Now lets take another program. the functionality of this program is to find all possible ways of selecting the fruits one after the other from the array. i.e., we need to find the permutations of selecting the fruits. If there are n fruits, then there will be n! ways of selecting the fruits. The Big O time complexity of this program is Big O(n!), and its graph looks like this.

If the complexities are in the green area, we can say the program is efficient, if the complexities are in the orange area, we can say the program not that much efficient but acceptable, and if the complexities are in the red area, then the program is not efficient.
Also, depending on the application of the program, we can decide whether we need better time complexity or better space complexity. In most of the cases, it is not practical to attain efficiency in both time and space. so, what developers use to do is, attain efficiency in time complexity by sacrificing space complexity. or attaining efficiency in space complexity by sacrificing time complexity.

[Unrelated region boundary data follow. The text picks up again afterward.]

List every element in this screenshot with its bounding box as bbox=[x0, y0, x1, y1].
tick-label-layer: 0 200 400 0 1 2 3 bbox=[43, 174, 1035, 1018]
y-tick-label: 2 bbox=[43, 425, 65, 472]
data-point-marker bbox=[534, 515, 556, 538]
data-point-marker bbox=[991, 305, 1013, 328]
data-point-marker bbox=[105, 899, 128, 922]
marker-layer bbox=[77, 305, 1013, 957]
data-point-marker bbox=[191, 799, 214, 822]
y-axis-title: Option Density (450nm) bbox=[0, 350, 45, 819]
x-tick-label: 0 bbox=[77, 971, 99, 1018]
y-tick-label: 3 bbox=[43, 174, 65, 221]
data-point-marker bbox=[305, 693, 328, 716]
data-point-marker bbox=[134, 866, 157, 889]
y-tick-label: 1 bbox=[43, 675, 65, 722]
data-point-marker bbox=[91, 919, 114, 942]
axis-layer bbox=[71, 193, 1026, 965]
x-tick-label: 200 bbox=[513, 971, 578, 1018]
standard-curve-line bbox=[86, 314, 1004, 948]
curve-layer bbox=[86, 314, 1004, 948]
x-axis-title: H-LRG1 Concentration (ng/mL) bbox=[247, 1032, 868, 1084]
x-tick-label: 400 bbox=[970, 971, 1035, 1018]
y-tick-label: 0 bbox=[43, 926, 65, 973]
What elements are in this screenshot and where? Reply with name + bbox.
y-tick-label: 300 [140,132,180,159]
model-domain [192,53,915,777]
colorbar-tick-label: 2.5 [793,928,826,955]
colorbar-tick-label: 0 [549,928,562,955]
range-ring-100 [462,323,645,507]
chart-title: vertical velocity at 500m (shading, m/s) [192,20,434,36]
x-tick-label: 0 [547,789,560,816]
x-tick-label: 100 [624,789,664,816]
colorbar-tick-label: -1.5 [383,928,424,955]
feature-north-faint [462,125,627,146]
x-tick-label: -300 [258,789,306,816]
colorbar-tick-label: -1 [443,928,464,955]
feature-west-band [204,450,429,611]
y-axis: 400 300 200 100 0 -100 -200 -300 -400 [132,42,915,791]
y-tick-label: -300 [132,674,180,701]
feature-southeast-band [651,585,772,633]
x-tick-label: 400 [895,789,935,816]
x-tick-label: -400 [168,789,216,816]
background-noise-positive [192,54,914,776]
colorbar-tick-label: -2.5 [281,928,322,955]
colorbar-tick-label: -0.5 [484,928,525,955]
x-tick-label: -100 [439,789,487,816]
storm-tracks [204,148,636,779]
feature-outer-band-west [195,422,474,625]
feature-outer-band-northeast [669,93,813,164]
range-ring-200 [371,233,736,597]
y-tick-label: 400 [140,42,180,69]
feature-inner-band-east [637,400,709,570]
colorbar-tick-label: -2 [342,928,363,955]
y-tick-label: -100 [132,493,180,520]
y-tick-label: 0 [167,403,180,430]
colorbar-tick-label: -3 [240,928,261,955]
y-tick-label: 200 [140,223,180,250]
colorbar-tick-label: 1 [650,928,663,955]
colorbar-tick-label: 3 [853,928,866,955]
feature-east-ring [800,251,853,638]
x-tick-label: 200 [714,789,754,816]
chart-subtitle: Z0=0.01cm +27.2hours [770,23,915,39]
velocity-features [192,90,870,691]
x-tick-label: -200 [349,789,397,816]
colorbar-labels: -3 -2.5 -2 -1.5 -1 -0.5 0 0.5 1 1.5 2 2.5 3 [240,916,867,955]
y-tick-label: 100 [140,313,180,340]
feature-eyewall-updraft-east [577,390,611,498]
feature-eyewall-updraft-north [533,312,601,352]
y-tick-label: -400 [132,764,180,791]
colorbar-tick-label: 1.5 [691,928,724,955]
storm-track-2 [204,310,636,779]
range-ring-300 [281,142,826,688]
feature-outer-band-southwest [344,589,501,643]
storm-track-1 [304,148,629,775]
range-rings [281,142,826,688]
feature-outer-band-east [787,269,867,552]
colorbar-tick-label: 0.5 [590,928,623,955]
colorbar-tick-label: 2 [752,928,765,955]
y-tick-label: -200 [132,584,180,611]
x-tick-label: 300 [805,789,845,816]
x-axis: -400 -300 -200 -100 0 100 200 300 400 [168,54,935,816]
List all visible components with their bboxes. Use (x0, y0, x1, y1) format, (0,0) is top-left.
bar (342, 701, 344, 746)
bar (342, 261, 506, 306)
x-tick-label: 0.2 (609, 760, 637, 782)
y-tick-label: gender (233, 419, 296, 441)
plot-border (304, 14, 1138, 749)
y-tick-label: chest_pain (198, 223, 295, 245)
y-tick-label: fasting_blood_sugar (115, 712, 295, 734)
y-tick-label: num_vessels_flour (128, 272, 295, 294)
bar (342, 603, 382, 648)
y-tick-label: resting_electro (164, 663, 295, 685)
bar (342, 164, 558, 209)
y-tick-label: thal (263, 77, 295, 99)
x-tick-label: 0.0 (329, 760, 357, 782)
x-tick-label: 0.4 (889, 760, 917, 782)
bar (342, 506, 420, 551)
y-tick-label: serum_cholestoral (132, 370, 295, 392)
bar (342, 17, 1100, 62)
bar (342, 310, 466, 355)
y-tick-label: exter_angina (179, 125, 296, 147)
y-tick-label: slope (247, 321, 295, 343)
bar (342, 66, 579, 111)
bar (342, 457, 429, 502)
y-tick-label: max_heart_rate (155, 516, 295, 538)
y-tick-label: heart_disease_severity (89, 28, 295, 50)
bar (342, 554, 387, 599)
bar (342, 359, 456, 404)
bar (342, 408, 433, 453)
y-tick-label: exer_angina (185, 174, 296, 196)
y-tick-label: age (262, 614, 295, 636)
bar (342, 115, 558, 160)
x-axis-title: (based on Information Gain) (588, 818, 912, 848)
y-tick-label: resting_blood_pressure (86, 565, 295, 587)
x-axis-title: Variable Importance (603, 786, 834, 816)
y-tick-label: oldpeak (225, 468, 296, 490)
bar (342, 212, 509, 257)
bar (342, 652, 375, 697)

If there are multiple terms in a program, always keep the highest order term, and ignore the rest. i.e., we need to pick the worst among all.
If there is a constant multiplier with the input variable, we can ignore that constant, because the input size decides the variation in complexity graph.
If there is a constant added to the input variable, we can ignore that constant, because when the input variable becomes large, that constant becomes very small and negligible.